11:45 AM - 12:00 PM
[PPS05-05] Constraining the MSL-SAM Methane Detected Source Location Through Mars Regional Atmospheric Modeling System (MRAMS)
Keywords:Mars, Mars Atmosphere, Mars Atmosphere modeling, methane detection on Mars, Curiosity rover
In both scenarios, the release is assumed to take place near the season when the rise of concentration was first noted (Ls336). This is a transitional time at Gale Crater, when the flushing winds are giving way to a rapid mixing scenario but slower compared to Ls270. As expected, Ls270 was shown to be a faster mixing season when air within and outside the crater was well mixed by strong, flushing, northerly flow and large amplitude breaking mountain waves: air flowing downslope (buoyancy and dynamical forcing) at night penetrate all the way to the surface. In the experiments, all inside mass is gone from crater after just 10 hours. At other seasons only ~50% of inside mass stays in crater after 10 hours and simulations indicate that the air flowing down the crater rims does not easily make it to the crater floor. Instead, the air encounters very cold and stable air pooled in the bottom of the crater, which forces the air to glide right over the colder, more dense air below. Thus, the mixing of near surface crater air with the external environment in these seasons is potentially rapid but slower than Ls270. Timescale of mixing in MRAMS model is on the order of 1 sol regardless of season, much faster than previously estimated. Duration of CH4 peak observed by SAM is ~100 sols (assuming no high frequency variations). In the second scenario (puntual methane release outside Gale crater), methane arriving rover location from outside crater is diluted by approx. 6 orders of magnitude after just 12 hours.
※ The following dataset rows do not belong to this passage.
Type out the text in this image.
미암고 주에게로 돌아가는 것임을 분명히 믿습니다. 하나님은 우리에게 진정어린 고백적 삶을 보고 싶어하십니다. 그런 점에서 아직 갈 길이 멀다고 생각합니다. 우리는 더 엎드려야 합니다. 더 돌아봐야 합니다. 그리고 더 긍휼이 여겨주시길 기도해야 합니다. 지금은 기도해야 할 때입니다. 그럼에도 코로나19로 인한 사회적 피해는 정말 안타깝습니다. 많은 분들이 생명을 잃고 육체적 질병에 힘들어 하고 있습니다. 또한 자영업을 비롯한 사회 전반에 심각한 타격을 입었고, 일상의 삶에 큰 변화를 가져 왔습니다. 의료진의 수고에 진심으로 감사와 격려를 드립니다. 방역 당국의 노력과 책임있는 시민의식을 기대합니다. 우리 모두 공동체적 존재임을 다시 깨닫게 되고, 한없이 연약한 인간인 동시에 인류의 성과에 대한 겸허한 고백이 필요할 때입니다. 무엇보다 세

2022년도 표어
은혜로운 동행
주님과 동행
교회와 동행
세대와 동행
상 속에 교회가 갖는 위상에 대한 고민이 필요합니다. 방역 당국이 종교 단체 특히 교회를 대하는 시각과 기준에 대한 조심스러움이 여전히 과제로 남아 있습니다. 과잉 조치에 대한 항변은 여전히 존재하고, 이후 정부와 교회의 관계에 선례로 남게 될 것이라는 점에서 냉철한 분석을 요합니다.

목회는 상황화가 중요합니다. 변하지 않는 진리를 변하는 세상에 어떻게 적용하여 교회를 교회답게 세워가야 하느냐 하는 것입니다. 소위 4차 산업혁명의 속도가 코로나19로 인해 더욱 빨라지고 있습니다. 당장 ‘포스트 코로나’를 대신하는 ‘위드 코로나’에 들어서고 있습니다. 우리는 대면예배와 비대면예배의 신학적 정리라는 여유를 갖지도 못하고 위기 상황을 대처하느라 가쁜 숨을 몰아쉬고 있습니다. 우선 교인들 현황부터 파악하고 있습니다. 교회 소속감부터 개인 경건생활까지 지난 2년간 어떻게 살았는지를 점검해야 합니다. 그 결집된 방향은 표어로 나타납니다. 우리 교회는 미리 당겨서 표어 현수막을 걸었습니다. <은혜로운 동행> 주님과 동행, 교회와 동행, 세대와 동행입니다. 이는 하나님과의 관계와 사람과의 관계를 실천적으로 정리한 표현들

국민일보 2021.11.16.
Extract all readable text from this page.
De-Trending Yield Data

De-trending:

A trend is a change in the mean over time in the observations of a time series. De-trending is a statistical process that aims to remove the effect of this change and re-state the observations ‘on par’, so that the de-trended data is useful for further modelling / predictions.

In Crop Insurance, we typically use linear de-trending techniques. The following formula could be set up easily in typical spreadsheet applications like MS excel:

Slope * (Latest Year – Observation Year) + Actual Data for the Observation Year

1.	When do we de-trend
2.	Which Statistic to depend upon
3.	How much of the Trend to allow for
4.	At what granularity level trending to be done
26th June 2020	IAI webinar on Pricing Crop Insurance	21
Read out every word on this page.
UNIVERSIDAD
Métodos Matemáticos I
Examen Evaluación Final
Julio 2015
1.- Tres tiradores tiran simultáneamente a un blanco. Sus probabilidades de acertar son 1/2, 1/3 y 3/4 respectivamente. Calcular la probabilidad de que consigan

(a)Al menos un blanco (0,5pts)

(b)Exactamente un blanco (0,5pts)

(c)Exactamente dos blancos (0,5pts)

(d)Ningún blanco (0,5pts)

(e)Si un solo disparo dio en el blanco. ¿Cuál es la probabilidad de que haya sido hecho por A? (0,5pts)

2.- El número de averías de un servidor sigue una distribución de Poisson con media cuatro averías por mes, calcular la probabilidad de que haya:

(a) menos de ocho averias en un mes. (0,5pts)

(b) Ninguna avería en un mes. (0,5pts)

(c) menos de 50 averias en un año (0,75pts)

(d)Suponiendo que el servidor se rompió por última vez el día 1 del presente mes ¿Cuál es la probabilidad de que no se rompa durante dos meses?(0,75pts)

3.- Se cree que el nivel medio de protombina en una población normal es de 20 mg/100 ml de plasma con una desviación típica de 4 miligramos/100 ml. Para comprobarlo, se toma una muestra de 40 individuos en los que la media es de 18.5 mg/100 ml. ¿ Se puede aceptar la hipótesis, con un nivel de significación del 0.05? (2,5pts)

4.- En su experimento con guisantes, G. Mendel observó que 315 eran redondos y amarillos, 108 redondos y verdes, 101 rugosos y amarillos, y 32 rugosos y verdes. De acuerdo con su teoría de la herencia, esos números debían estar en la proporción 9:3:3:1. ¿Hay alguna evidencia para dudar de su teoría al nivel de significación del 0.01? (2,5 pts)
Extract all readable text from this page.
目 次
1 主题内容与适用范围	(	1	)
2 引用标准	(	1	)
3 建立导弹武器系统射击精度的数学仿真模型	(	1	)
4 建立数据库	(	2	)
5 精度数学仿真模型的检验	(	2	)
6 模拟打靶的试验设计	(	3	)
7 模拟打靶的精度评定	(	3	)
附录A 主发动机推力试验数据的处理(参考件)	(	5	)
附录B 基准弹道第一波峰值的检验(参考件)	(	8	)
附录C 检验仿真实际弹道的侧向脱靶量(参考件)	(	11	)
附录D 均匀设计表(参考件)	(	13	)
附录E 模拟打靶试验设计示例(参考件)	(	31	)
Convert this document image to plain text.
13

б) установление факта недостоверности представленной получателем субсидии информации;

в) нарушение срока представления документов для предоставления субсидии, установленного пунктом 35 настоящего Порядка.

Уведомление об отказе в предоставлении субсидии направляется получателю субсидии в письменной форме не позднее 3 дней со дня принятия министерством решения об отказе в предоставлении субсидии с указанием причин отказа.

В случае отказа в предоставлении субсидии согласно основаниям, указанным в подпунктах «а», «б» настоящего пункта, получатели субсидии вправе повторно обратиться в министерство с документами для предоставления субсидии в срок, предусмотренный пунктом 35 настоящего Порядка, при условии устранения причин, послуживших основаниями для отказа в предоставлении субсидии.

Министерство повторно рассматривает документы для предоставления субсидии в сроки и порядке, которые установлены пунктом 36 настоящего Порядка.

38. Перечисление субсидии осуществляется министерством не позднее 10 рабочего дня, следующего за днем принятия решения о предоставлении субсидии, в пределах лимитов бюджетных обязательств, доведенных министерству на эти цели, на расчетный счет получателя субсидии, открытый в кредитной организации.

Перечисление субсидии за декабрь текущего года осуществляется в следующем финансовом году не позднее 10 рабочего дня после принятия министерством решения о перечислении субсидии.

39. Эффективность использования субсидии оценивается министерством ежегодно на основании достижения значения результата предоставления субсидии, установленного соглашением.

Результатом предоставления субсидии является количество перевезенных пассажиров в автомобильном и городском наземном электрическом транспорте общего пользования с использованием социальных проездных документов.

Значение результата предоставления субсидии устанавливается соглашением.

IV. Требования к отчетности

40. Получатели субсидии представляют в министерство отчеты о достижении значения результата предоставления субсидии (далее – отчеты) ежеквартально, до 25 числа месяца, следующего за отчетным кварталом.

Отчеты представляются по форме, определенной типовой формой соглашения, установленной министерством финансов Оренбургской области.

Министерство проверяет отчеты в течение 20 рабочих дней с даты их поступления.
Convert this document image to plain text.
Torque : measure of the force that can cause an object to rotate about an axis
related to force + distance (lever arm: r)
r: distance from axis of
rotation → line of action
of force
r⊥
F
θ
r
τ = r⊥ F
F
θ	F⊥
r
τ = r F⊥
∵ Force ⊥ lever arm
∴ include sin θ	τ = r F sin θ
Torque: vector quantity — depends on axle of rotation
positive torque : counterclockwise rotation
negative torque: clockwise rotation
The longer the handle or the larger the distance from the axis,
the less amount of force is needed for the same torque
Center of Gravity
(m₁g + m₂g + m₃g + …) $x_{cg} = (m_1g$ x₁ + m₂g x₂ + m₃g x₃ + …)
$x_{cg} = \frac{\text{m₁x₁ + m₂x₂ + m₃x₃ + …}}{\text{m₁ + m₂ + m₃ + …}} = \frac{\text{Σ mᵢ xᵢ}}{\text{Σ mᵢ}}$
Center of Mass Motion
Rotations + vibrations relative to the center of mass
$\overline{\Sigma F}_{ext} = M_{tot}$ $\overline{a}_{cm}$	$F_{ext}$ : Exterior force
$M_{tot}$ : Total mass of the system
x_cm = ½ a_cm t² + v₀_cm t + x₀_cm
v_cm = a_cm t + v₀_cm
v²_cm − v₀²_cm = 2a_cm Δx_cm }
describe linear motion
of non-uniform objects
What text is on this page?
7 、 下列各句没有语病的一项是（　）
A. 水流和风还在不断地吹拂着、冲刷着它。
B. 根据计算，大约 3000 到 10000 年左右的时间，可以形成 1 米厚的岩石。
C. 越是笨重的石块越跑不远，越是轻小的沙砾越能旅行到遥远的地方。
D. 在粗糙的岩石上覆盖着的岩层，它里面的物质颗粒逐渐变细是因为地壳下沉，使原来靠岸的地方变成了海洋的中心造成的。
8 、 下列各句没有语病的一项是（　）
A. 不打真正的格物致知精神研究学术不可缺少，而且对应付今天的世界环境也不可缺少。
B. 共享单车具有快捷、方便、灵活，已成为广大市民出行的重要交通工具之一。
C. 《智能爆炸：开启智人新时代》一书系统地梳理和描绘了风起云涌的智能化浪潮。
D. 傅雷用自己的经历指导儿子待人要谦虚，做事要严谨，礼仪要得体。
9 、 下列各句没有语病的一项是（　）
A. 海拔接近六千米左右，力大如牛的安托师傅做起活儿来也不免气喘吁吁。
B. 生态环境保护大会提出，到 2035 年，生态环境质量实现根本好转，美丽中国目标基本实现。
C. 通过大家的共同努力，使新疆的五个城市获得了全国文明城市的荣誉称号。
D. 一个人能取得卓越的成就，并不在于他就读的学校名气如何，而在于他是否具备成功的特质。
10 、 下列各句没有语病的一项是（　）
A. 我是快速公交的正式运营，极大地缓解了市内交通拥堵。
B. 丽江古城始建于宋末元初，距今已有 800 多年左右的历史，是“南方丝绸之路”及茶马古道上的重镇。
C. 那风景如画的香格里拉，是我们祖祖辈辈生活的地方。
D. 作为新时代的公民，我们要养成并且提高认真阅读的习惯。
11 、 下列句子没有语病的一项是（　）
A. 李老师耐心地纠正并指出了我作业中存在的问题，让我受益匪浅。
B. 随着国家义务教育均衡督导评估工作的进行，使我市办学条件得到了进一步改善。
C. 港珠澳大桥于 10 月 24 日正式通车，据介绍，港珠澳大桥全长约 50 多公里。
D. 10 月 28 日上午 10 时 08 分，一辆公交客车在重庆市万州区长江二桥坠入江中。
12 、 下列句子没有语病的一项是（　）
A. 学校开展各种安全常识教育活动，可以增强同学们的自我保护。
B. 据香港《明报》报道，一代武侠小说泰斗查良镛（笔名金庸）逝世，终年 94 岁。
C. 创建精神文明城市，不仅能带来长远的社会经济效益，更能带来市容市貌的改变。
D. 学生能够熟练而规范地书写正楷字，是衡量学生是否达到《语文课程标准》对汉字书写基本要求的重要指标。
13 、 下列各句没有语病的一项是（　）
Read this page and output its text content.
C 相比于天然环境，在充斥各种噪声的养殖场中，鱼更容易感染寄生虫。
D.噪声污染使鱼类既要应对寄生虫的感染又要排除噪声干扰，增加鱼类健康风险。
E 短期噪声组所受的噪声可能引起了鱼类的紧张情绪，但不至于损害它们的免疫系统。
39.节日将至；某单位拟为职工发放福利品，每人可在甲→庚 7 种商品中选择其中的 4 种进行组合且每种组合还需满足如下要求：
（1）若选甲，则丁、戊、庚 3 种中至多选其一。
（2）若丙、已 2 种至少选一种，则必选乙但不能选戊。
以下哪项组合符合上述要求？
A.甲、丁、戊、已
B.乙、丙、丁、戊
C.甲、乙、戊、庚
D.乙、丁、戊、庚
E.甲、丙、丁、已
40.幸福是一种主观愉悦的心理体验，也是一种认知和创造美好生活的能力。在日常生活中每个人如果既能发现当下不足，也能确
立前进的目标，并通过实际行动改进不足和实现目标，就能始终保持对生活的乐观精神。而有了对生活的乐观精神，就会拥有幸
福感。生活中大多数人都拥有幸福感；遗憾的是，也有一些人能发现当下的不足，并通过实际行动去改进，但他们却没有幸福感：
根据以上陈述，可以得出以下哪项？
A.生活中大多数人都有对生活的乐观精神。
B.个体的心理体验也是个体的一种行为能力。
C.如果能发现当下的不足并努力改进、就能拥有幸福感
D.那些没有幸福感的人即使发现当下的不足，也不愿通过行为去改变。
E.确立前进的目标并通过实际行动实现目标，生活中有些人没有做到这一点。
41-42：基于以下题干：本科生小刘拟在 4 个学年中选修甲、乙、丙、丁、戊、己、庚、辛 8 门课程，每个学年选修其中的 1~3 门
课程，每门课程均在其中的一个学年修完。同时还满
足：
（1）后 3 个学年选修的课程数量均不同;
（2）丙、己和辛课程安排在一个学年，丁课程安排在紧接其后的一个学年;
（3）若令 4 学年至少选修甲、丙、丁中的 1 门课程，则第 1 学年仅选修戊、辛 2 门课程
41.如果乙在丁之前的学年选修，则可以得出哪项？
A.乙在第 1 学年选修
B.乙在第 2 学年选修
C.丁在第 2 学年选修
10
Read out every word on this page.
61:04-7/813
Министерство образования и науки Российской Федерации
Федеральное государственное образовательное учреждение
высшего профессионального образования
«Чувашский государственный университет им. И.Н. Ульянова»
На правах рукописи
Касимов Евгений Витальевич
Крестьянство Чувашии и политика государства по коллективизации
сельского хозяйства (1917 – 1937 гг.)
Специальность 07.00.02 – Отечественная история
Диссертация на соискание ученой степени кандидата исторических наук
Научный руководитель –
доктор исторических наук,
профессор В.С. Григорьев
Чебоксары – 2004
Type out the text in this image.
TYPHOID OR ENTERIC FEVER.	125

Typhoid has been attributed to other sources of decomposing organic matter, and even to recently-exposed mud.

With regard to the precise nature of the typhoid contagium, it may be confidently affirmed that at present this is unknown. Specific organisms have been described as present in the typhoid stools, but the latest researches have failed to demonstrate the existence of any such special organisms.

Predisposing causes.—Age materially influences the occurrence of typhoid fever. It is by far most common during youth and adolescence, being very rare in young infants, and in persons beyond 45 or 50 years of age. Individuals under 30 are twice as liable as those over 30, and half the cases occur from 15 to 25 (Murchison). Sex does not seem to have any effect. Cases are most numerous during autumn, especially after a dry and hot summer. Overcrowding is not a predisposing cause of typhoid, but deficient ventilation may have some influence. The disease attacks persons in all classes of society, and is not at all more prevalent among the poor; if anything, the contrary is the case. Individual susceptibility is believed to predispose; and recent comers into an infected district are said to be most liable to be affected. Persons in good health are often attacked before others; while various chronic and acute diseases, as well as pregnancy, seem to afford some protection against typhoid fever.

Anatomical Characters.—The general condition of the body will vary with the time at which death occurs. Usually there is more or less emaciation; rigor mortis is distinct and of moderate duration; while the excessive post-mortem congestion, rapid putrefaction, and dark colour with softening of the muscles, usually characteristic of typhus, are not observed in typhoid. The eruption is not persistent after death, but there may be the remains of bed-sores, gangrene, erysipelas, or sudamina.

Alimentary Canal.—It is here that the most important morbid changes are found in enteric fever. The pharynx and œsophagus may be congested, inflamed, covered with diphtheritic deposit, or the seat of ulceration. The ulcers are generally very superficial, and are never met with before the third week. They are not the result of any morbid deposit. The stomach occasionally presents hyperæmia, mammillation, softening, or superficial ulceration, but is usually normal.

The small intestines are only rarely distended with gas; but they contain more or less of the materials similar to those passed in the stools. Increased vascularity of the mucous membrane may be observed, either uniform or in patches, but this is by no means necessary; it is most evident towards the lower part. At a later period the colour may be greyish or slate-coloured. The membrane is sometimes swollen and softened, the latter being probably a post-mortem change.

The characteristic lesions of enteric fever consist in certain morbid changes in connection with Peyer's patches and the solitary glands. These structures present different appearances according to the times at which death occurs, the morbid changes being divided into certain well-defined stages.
Therefore, either there is a continuous release inside the crater (more likely) to counteract mixing, or the methane is widely distributed so that mixing doesn’t matter, or a local release outside the crater have to be continuous and very large magnitude (unlikely). In order to test that, new experiments are being performed with continuous methane releases both inside and outside the crater. The calculations of methane fluxes will be made for clathrates at different depths and formed from a gas phase containing 90%, 50% and 10% of CH4. Also, back trajectory calculations will be used to determine origin of air at rover location as a function of time.